Advertisement

Veteran recalls day war ended

Seventy years ago today, Wembley man Alex Kerr was lying in a hospital bed in Brighton, England, while 1000km away the Soviets were laying siege to Berlin.

The Royal Air Force No.115 Squadron pilot had escaped from a German prisoner-of-war camp four years after his Wellington bomber was shot down over Hamburg.

When news of Germany’s surrender reached the young West Australian on May 8, 1945, he could not contain his joy.

“I was near the end of my stay when victory in Europe was announced,” Mr Kerr said.

“We went out into the main street of Brighton with the nurses and danced in the street,” Mr Kerr said.

“We were in our hospital pyjamas and the street rapidly filled.”

The 93-year-old is one of eight WWII veterans who flew to Europe yesterday as part of an official Australian contingent for VE Day commemorations.

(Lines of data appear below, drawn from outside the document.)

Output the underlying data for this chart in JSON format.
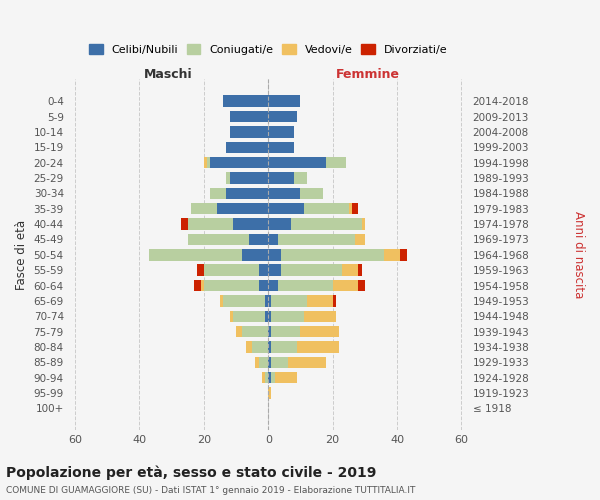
{
  "age_groups": [
    "100+",
    "95-99",
    "90-94",
    "85-89",
    "80-84",
    "75-79",
    "70-74",
    "65-69",
    "60-64",
    "55-59",
    "50-54",
    "45-49",
    "40-44",
    "35-39",
    "30-34",
    "25-29",
    "20-24",
    "15-19",
    "10-14",
    "5-9",
    "0-4"
  ],
  "birth_years": [
    "≤ 1918",
    "1919-1923",
    "1924-1928",
    "1929-1933",
    "1934-1938",
    "1939-1943",
    "1944-1948",
    "1949-1953",
    "1954-1958",
    "1959-1963",
    "1964-1968",
    "1969-1973",
    "1974-1978",
    "1979-1983",
    "1984-1988",
    "1989-1993",
    "1994-1998",
    "1999-2003",
    "2004-2008",
    "2009-2013",
    "2014-2018"
  ],
  "male": {
    "celibi": [
      0,
      0,
      0,
      0,
      0,
      0,
      1,
      1,
      3,
      3,
      8,
      6,
      11,
      16,
      13,
      12,
      18,
      13,
      12,
      12,
      14
    ],
    "coniugati": [
      0,
      0,
      1,
      3,
      5,
      8,
      10,
      13,
      17,
      17,
      29,
      19,
      14,
      8,
      5,
      1,
      1,
      0,
      0,
      0,
      0
    ],
    "vedovi": [
      0,
      0,
      1,
      1,
      2,
      2,
      1,
      1,
      1,
      0,
      0,
      0,
      0,
      0,
      0,
      0,
      1,
      0,
      0,
      0,
      0
    ],
    "divorziati": [
      0,
      0,
      0,
      0,
      0,
      0,
      0,
      0,
      2,
      2,
      0,
      0,
      2,
      0,
      0,
      0,
      0,
      0,
      0,
      0,
      0
    ]
  },
  "female": {
    "nubili": [
      0,
      0,
      1,
      1,
      1,
      1,
      1,
      1,
      3,
      4,
      4,
      3,
      7,
      11,
      10,
      8,
      18,
      8,
      8,
      9,
      10
    ],
    "coniugate": [
      0,
      0,
      1,
      5,
      8,
      9,
      10,
      11,
      17,
      19,
      32,
      24,
      22,
      14,
      7,
      4,
      6,
      0,
      0,
      0,
      0
    ],
    "vedove": [
      0,
      1,
      7,
      12,
      13,
      12,
      10,
      8,
      8,
      5,
      5,
      3,
      1,
      1,
      0,
      0,
      0,
      0,
      0,
      0,
      0
    ],
    "divorziate": [
      0,
      0,
      0,
      0,
      0,
      0,
      0,
      1,
      2,
      1,
      2,
      0,
      0,
      2,
      0,
      0,
      0,
      0,
      0,
      0,
      0
    ]
  },
  "colors": {
    "celibi": "#3d6fa8",
    "coniugati": "#b8cfa0",
    "vedovi": "#f0c060",
    "divorziati": "#cc2200"
  },
  "xlim": 62,
  "title": "Popolazione per età, sesso e stato civile - 2019",
  "subtitle": "COMUNE DI GUAMAGGIORE (SU) - Dati ISTAT 1° gennaio 2019 - Elaborazione TUTTITALIA.IT",
  "xlabel_left": "Maschi",
  "xlabel_right": "Femmine",
  "ylabel_left": "Fasce di età",
  "ylabel_right": "Anni di nascita",
  "legend_labels": [
    "Celibi/Nubili",
    "Coniugati/e",
    "Vedovi/e",
    "Divorziati/e"
  ],
  "bg_color": "#f5f5f5"
}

His war stories are as harrowing and compelling as any movie script, from his near-death experience in the Wellington to his three escape attempts.

The trip to Britain, where he plans to catch up with his only surviving crew mate and the man who saved his life, Dave Fraser, is sure to stir emotions.

Alex Kerr is his RAF uniform during WWII.
Alex Kerr is his RAF uniform during WWII.

Alex Kerr is his RAF uniform during WWII.

On their ill-fated fourth mission, they were caught in search lights and riddled with bullets as they turned for home.

“I took seven bullets in my body and that knocked me out,” he said. “My rear gunner, Dave Fraser, managed to climb out of his rear turret and come forward into the body of the aircraft.

“He picked me up, clipped my parachute on, kicked me out of the aircraft and said ‘For God’s sake, pull your cord’.”

Sgt Kerr, then 20, regained consciousness in time to pull the cord, but he needed life-saving surgery when he was captured on the ground.

He would later form a friendship with the German pilot who shot him down, exchanging Christmas cards with him until he died in 1992.

His first escape attempt as a PoW was the most daring.

More than 50 prisoners left the camp through a 42m-long tunnel that had taken five months to dig.

They jumped trains and pinched whatever food they could only to be recaptured 10 days later.

It wasn’t until the final stages of the war that Sgt Kerr made it back to Allied lines, fleeing during one of the Nazis’ long marches and even using his broken German to hoodwink an enemy tank commander.

He married in 1947 and went on to become the foundation professor of economics at Murdoch University.